Tra le realtà più attive e riconosciute troviamo anche l’ENPA (Ente Nazionale Protezione Animali) che ad ottobre 2025 ha partecipato ad iniziative di adozione pubblica per promuovere nuove famiglie per animali in difficoltà. Vi è poi l’ OIPA (Organizzazione Internazionale Protezione Animali), la Lega Nazionale per la Difesa del Cane. Nel cuore di Roma è situata una delle colonie feline più famose al mondo: “La Colonia Felina di Torre Argentina” che si impegna costantemente per la riduzione del randagismo.
Ci sono volontarie che silenziosamente sfamano le colonie feline, donando ogni giorno tempo, energie e affetto per i nostri amici a quattro zampe diventando una presenza insostituibile.
Perché a Natale adottare può-e deve-essere una Scelta Consapevole. Il periodo Natalizio è spesso visto come occasione per fare regali: ma un animale non può essere un oggetto. Regalare un cane o un gatto senza ragionarci senza valutare tempo, impegno, responsabilità significa rischiare un vero e proprio abbandono immediato dopo le feste.
Una storia che racconta speranza. “Nel Natale 2024 ho adottato un gatto in gravi condizioni psico-motorie, fortemente debilitato e incapace di camminare correttamente. Grazie a cure attente e al mio affetto costante, Mato ha ritrovato salute, forza e vitalità diventando un esempio certo di come un’adozione consapevole possa restituire dignità e benessere a un animale sofferente”.

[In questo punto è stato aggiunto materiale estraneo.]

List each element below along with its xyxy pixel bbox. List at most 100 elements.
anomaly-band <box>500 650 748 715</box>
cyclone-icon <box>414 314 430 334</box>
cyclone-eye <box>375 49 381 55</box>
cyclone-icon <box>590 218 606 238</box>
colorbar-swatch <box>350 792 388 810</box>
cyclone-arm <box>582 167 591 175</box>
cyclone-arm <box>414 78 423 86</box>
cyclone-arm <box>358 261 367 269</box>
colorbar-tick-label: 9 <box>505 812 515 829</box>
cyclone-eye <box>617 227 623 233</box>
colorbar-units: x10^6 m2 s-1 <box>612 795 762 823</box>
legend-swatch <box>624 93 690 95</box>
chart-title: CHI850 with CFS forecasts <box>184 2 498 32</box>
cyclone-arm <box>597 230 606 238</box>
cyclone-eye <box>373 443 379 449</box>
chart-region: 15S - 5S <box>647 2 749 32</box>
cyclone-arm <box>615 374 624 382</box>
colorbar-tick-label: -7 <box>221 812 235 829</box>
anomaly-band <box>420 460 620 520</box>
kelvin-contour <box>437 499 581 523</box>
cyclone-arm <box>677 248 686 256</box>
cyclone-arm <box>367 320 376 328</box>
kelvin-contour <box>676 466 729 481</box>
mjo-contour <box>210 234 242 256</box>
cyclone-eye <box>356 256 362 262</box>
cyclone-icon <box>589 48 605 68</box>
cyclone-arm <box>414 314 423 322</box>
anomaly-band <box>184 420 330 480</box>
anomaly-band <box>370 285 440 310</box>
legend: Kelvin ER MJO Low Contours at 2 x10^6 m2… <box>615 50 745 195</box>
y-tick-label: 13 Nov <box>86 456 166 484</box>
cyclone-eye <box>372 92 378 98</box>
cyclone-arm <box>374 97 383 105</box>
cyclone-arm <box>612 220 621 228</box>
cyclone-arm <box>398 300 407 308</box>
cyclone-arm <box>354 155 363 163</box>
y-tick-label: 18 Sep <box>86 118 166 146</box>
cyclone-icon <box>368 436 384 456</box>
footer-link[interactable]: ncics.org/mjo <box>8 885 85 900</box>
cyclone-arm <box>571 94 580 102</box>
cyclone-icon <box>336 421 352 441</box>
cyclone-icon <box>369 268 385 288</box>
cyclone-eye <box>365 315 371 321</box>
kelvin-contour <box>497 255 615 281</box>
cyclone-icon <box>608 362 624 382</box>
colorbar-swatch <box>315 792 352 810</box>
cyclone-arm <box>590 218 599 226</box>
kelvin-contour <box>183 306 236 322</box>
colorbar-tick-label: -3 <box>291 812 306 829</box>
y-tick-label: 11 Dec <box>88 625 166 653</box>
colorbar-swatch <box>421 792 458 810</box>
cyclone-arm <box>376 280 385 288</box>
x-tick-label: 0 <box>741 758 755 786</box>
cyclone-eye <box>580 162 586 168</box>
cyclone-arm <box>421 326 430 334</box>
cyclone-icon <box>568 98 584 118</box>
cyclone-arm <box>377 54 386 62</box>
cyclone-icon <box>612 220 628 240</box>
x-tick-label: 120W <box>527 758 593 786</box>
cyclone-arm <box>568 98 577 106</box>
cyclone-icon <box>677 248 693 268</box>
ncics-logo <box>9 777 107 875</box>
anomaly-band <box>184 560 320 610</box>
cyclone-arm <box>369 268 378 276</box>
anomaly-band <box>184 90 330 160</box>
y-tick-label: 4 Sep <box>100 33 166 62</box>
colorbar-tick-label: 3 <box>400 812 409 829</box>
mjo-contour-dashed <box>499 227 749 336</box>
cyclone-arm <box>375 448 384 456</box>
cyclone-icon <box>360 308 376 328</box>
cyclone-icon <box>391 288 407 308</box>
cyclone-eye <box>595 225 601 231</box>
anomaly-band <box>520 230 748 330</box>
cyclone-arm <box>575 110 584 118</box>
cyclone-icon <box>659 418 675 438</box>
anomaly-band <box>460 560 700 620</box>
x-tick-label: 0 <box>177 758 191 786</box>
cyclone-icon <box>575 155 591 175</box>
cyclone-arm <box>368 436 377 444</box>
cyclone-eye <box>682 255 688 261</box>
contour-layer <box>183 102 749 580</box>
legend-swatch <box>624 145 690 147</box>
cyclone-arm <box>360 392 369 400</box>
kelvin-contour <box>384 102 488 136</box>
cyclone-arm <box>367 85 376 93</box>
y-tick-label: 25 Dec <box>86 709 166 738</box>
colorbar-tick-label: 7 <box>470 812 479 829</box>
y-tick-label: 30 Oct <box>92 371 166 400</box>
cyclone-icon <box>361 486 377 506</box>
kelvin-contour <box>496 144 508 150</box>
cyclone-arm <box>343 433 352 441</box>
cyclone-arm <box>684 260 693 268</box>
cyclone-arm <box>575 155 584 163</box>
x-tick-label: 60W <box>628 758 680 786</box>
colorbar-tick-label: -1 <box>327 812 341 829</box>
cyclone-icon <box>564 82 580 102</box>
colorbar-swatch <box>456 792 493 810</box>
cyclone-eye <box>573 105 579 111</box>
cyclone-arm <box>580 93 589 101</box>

Chiedo ad ogni cittadino di essere consapevole, informato e responsabile. Non cedere all’impulso, non trattare un animale come un regalo momentaneo. Abbandonare un animale non è solo un atto crudele ma una sconfitta per la nostra società. Scegliere di adottare, proteggere ed amare significa scegliere la vita. Io, come amante degli animali ed adottante continuerò a farlo. NO AGLI ABBANDONI, NO AL RANDAGISMO. SI ALLE ADOZIONI CONSAPEVOLI, SI ALL’AMORE.
Fonti:
[1] Canili di Roma tra ingressi estivi e adozioni: ecco i numeri del 2024;
[2] Legambiente. Animali in città- Rapporto 2023. Legambiente 2023;
[3] Abitare a Roma, Canili di Roma: tra ingressi, adozioni e storie sospese. I numeri del 2024.